Our willingness to entertain conspiracy theories is doubtless influenced by our life experiences. A man in his 20s with time on his hands is more likely to be drawn to the wilderness of mirrors that surrounds that death of John Kennedy than a successful columnist in his 30s.
But this is beside the point. Wide-ranging conspiracies do take place, whether we are inclined to believe that they do or not. It might well be consoling to believe that the CIA plots the overthrow of unhelpful foreign regimes. But it is also true. To insist that, say, the CIA had nothing to do with the fall of Guatemalan leader Jacobo Árbenz in 1954, or the overthrow of Chile's Salvador Allende in 1973 might feel terrifically sensible and sane – we can't always be seeing the hidden hand of the CIA, there's no call for reductionism. It is also, you know, wrong.
What happened on 9/11 is, in the end, a matter of fact – whatever our worldview might incline us to consider plausible or possible. The true authorship of the attacks is as difficult to establish as anything else about the world of international terrorism and espionage.
For myself, I have no idea what happened, because I have no more idea of how the business-intelligence-political nexus works than I have about what chess grandmasters are up to when they are staring at the board, looking all thoughtful.
The attacks on the US on September 11 2001 were part of a web of events that interconnect with oil, drugs, money, organised crime, imperialism, existing institutions and us. And religion, and a lot more money.
It might feel wise and sensible to declare that any explanation that differs from the official account requires hundreds of impossibly tight-lipped bureaucratic killers. But that presupposes that we know how the world works, and we don't.
Maybe the 9/11 attacks were all about a small team of terrorists who managed to hold it together in a world otherwise characterised by crossed wires and blundering incompetence. But I don't know, and nor does Charlie Brooker.
The most important conspiracy theory about 9/11 rarely gets mentioned by writers like Brooker and Phillips. In the run-up to the invasion of Iraq the White House made every effort to link Saddam Hussein to al-Qaida. Far from being a production of what commentators like to call the tinfoil hat brigade, this particular paranoid fantasy emerged from the work of a highly focused and skilled group of people.

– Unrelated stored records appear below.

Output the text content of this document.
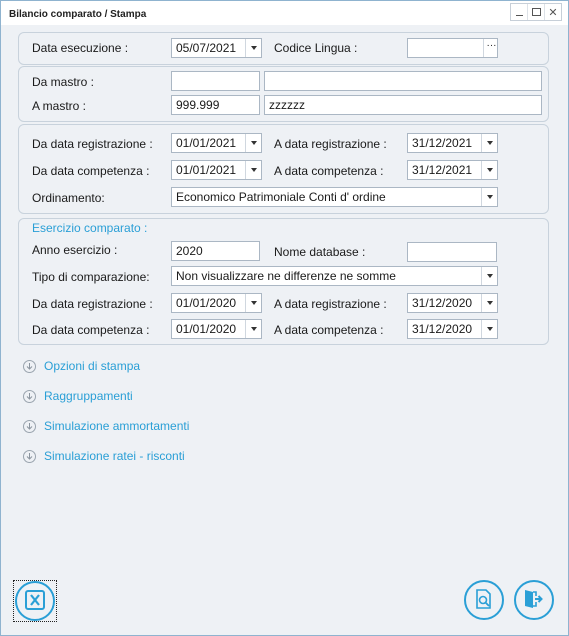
Bilancio comparato / Stampa	✕
Data esecuzione :	05/07/2021	Codice Lingua :	···
Da mastro :
A mastro :	999.999	zzzzzz
Da data registrazione : 01/01/2021	A data registrazione : 31/12/2021
Da data competenza : 01/01/2021	A data competenza : 31/12/2021
Ordinamento:	Economico Patrimoniale Conti d' ordine
Esercizio comparato :
Anno esercizio :	2020	Nome database :
Tipo di comparazione: Non visualizzare ne differenze ne somme
Da data registrazione : 01/01/2020	A data registrazione : 31/12/2020
Da data competenza : 01/01/2020	A data competenza : 31/12/2020
Opzioni di stampa
Raggruppamenti
Simulazione ammortamenti
Simulazione ratei - risconti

They worked in secret to manipulate the American and the global public and we can trace the impact of the efforts over time. So here is a (true) conspiracy to promote a (false) conspiracy theory. The White House's psy-war operatives were doubtless a professional and measured lot. I am sure that they knew how to behave in socially appropriate ways and enjoyed their work. They also helped pave the way for an illegal war in which more than half a million people have died. There's a 9/11 conspiracy theory hard at work, right there. It doesn't matter what sort of person you are, whether you are coolly rational or groping around for meaning in an indifferent world, America's spooks conspired to stampede the public into war on a false prospectus.
Some of the same people are now working hard to convince us that Iran poses an unacceptable threat to the peace-loving nations of the world. If they can they will use conspiracy theories of various kinds to do it, all the while acting conspiratorially. So it is hardly surprising that people – intelligent, level-headed people – are willing to believe that sophisticated conspiracies exist and that they are sometimes extremely important drivers of events. Given that they demonstrably do exist.
And while elements in the American state angle for another war in the Middle East, Melanie Phillips and Charlie Brooker will doubtless continue to heap scorn on an irrational public. Which seems a little, well, paranoid, under the circumstances.